Di buono c’è l’approccio con cui il regista affronta la personalità di Noè, un bravissimo Russell Crowe, coadiuvato da un cast dove spiccano Jennifer Connelly e Emma Watson, diviso tra un dualismo che lo logora e che lo porta ad un livello più umano, a cui è più facile per lo spettatore rapportarsi.

La tematica del doppio, sempre molto cara ad Aronofsky, la ritroviamo anche in questa opera con una differenza. La messa in scena, infatti, volta verso l’intrattenimento di massa, inficia questo aspetto, finendo per essere poco incisivo.

Il problema della pellicola è proprio la mancata incisività, da sempre punto di forza del grande cinema del cineasta.

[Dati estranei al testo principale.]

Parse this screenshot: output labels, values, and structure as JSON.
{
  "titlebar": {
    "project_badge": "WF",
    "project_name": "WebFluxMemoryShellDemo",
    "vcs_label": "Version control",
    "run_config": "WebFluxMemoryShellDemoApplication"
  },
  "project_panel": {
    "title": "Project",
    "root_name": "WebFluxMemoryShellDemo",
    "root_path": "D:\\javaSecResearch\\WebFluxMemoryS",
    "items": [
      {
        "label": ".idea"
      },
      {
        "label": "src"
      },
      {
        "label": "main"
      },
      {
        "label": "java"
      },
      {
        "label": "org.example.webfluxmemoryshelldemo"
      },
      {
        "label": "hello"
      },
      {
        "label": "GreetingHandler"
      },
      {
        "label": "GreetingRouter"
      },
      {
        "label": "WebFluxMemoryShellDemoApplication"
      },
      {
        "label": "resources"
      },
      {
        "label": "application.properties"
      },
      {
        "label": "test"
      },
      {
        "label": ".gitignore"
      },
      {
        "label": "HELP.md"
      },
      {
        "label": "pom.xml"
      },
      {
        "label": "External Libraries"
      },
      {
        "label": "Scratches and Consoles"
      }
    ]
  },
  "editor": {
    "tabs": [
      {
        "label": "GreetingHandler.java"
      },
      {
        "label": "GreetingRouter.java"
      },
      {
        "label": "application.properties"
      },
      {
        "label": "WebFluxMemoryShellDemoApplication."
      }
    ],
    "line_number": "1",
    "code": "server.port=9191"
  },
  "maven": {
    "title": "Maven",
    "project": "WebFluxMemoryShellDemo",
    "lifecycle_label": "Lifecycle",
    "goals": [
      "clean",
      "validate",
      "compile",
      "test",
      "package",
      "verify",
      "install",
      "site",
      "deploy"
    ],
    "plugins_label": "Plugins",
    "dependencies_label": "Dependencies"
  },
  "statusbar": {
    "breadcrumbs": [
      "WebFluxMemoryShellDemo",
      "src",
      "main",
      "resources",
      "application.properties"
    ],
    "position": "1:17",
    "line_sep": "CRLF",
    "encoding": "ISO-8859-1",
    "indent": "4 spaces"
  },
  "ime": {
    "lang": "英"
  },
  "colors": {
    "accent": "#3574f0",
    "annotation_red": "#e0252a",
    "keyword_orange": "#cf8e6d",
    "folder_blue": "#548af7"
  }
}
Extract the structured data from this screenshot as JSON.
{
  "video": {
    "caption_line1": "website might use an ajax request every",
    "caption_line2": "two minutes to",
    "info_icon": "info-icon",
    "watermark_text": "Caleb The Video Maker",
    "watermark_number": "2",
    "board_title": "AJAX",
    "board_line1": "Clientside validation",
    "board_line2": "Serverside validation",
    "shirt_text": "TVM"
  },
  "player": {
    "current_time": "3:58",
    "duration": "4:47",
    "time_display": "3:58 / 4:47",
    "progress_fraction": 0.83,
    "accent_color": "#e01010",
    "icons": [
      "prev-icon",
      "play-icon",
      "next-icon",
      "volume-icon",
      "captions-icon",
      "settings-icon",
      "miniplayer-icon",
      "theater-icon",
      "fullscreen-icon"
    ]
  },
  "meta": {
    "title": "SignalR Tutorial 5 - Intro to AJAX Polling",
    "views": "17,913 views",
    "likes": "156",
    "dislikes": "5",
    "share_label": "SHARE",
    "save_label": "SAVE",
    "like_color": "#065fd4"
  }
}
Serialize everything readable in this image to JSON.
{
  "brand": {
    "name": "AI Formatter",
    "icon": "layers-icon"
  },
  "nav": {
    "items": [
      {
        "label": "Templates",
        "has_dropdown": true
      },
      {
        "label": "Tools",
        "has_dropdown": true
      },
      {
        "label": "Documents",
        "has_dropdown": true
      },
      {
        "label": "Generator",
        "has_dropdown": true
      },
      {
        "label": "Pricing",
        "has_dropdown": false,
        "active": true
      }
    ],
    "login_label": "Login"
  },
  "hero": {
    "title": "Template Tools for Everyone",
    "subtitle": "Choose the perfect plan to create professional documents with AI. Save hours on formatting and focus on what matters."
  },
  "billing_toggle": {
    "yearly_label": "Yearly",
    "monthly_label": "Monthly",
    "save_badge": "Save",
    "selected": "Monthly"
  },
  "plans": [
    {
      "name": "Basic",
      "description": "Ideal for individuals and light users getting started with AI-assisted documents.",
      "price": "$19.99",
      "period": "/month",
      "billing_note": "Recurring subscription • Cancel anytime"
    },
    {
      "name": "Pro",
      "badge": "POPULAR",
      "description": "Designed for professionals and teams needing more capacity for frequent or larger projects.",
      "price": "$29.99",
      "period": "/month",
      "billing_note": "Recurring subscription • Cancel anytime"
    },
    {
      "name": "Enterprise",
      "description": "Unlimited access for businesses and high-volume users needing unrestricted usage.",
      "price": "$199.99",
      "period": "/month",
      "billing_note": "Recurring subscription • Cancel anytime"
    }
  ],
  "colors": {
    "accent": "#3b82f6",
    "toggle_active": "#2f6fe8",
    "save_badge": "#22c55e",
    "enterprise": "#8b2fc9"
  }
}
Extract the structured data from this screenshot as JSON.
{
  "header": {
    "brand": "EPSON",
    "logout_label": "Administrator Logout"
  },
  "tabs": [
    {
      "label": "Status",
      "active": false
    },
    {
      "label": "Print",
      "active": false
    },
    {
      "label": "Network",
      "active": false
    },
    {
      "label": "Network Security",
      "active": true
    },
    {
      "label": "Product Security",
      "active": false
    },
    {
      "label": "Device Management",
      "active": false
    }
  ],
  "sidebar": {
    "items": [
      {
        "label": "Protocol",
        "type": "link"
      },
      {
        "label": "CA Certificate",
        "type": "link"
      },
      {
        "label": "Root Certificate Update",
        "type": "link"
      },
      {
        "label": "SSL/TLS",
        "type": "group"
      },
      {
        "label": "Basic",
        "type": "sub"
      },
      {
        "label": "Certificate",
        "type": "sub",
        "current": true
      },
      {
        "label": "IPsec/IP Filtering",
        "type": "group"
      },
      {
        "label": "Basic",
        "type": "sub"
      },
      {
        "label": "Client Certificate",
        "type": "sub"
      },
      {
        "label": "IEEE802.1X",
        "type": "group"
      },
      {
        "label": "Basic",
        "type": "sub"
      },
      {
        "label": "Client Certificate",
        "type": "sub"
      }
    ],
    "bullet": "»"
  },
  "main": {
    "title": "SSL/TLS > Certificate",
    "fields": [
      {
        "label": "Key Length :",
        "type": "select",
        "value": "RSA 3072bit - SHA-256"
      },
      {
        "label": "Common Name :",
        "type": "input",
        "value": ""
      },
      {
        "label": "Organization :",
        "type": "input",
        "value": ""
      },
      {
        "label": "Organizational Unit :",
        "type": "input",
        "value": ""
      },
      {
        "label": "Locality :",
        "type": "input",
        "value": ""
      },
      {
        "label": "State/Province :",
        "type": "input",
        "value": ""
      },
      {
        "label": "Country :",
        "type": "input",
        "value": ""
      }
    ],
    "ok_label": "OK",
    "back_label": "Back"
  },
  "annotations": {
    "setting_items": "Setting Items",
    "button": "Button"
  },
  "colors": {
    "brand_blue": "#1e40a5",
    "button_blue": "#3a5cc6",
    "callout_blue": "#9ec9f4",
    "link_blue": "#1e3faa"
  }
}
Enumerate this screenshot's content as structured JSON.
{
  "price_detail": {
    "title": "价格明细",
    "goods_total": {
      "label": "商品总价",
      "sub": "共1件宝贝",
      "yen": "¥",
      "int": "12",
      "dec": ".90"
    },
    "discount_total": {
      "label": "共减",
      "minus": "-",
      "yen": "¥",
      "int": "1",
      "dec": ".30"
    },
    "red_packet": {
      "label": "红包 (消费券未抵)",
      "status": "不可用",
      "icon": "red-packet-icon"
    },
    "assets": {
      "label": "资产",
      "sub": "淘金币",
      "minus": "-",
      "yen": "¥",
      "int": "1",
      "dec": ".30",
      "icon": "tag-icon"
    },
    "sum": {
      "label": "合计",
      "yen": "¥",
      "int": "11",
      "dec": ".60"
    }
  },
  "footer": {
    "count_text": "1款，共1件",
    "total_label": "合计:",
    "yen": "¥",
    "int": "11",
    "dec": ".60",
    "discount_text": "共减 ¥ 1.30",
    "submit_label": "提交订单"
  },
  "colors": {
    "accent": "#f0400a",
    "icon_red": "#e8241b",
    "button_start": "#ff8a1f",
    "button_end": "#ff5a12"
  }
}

La sua mano, come detto, sembra frenata nel raccontare una storia conosciuta, nel darci quel qualcosa in più, senza la paura di fare torto a quella comunità, piuttosto che ad un’altra.

Nella seconda parte il regista ci prova, ci dà una visione particolare, a tratti interessante, ma la cosmologia già tentata con il complicatissimo (e sottovalutato) ‘The Fountain – L’ Albero della vita’, finisce per risultare troppo superficiale ed agnostica, mettendosi al livello di quel cinema di massa che ha come suoi principali fruitori chi non vuole impegnare la testa.

Anche le musiche di Clint Mansell, da sempre elemento portante dei film di Aronofsky, qua finiscono in terzo piano e nessuna rimane davvero a far da cornice alla messa in scena, come è invece sempre accaduto in precedenza.

Noah è un blockbuster che piacerà al grande pubblico, dove i primi piani soffocanti, insistiti, con la telecamera che non molla mai i suoi protagonisti, lasciano il posto a dei campi lunghissimi, che ci fanno apprezzare gli effetti speciali, ma che ci fanno pensare quanto, con un talento in cabina del regia del genere, si sarebbe potuto fare meglio.